Two general comments about security: First, consider the value of your data (how motivated are attackers to get it), and possible attack vectors. Second, all security is a compromise, between statistically better protection of your data, versus loss of convenience, cost of managing, and sense of false security making things actually worse.
I would think that password prompts which are entered via the keyboard or the clipboard from a password manager, are vulnerable for keyloggers.

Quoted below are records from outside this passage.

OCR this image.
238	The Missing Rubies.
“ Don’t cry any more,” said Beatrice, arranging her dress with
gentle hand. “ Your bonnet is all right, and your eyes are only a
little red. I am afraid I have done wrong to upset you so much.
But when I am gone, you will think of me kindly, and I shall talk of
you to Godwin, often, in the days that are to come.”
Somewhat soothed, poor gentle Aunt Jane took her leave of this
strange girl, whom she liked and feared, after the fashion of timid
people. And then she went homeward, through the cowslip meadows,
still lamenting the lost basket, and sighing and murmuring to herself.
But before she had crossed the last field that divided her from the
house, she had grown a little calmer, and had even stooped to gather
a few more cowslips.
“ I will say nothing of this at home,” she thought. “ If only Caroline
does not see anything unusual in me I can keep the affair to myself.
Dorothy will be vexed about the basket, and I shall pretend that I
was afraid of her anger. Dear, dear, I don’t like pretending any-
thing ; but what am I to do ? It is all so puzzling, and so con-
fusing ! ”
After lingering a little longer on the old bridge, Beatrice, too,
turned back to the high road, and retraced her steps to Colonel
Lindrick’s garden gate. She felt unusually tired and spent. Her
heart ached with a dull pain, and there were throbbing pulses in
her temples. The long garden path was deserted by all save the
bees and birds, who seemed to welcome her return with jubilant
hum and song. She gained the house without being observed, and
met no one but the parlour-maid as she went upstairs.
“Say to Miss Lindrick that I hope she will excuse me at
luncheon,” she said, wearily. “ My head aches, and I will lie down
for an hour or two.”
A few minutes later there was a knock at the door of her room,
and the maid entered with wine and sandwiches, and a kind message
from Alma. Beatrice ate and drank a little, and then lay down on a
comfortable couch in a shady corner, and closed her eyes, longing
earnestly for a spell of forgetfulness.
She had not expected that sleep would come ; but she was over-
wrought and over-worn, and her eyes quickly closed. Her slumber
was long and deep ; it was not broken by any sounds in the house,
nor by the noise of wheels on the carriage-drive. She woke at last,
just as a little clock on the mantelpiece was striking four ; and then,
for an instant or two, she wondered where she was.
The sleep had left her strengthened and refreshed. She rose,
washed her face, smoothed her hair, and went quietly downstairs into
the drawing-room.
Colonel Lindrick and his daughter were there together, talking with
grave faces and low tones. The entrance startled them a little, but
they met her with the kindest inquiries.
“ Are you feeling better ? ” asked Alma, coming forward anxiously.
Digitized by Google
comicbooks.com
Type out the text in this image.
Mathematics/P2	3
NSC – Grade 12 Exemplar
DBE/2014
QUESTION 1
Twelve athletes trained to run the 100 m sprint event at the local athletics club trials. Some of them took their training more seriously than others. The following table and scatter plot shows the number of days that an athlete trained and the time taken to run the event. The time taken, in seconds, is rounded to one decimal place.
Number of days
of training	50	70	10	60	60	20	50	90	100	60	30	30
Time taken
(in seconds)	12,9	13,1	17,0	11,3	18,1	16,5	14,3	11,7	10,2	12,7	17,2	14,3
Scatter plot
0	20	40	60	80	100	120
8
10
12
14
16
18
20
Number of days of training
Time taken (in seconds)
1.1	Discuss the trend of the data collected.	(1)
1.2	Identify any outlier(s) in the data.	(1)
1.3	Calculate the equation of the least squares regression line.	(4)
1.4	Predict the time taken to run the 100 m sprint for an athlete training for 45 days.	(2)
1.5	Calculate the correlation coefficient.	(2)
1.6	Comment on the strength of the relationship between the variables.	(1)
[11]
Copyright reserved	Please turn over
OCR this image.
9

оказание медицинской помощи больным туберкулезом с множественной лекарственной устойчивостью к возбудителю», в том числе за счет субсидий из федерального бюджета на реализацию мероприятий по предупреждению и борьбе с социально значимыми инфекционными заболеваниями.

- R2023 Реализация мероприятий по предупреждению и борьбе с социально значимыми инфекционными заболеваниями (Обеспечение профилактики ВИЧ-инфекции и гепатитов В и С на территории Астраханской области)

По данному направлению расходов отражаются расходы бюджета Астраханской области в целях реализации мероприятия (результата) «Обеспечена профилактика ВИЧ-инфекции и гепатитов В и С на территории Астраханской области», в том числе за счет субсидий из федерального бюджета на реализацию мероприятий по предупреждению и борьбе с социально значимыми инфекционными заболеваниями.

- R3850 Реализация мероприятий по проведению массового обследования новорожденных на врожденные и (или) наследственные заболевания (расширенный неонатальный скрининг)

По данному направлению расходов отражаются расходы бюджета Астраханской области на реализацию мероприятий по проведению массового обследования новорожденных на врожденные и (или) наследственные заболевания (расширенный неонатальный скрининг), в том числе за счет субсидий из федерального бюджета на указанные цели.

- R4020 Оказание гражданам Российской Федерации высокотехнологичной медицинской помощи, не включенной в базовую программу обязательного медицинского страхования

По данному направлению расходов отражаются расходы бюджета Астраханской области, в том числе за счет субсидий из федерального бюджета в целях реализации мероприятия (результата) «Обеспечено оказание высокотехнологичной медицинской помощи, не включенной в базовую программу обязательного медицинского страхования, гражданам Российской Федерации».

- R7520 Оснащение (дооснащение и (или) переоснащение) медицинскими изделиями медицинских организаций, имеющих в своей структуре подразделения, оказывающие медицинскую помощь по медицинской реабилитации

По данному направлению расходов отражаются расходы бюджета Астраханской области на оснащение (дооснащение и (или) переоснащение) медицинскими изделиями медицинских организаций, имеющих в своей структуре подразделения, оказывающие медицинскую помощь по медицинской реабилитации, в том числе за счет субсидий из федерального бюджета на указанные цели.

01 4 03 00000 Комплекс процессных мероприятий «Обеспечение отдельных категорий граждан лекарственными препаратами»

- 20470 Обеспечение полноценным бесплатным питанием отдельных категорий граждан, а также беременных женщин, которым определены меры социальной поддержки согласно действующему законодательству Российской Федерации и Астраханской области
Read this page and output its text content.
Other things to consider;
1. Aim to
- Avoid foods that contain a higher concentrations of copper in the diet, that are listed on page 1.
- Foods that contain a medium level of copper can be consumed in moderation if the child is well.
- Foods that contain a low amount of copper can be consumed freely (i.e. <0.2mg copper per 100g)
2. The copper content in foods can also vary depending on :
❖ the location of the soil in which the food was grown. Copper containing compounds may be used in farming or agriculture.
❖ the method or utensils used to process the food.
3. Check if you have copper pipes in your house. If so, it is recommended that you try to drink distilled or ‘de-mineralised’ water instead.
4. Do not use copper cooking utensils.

If all your keystrokes (whether typed at a keyboard, or cut-and-pasted from a password manager) are being recorded by a keylogger, you have completely lost the war. At this point, your geli password is just one small battle. One of the things that protects you somewhat is that installing a keylogger and analyzing all keystrokes is very expensive for an attacker, and only likely to happen if you have high value data, or are the target of well-equipped hackers (big criminal organizations, nation-states, or intelligence agencies). Therefore, I conclude that you have organized your affairs such that the probability of a key logger running is very low.
All this leaves the question of where your password is stored. A yellow sticker on the edge of your monitor can be very secure, or very insecure, depending on the physical location of your monitor. Your brain can be very secure or insecure, depending on whether you like to pick bad passwords, talk to yourself while sitting in coffee shops, and what your pain tolerance during torture is (that's called a rubber hose attack, look it up on the web).
When a keyfile is used I suppose that file can be found and is vulnerable too.
That depends on how the keyfile is stored. Here is a very secure example: The only copy of the keyfile exists on a USB stick, and that USB stick is nearly always in your pocket (for example with the keys to your house and your car). You only plug it in for a moment after booting, when you need to unlock the geli partition. That is very secure. Opposite example: The key file is unprotected, stored on a FAT partition of the same disk that holds your geli partition: Exceedingly insecure if someone gets logged in as root, or takes physical possession of the disk drive.
As above explained examples have no way to read it from smartcards or hardware token directly, how safe are they?
If implemented well, they are often the safest option, because they rely on something you have (the physical key), something you know (the password), and some characteristic (like the fingerprint), or at least two of the three. But implementing this is a lot of work, and I don't know a simple recipe for doing it in the open source ecosystem.
I am not an expert but what is the best choice?
It depends on your requirements, your use case, and your skills and resources.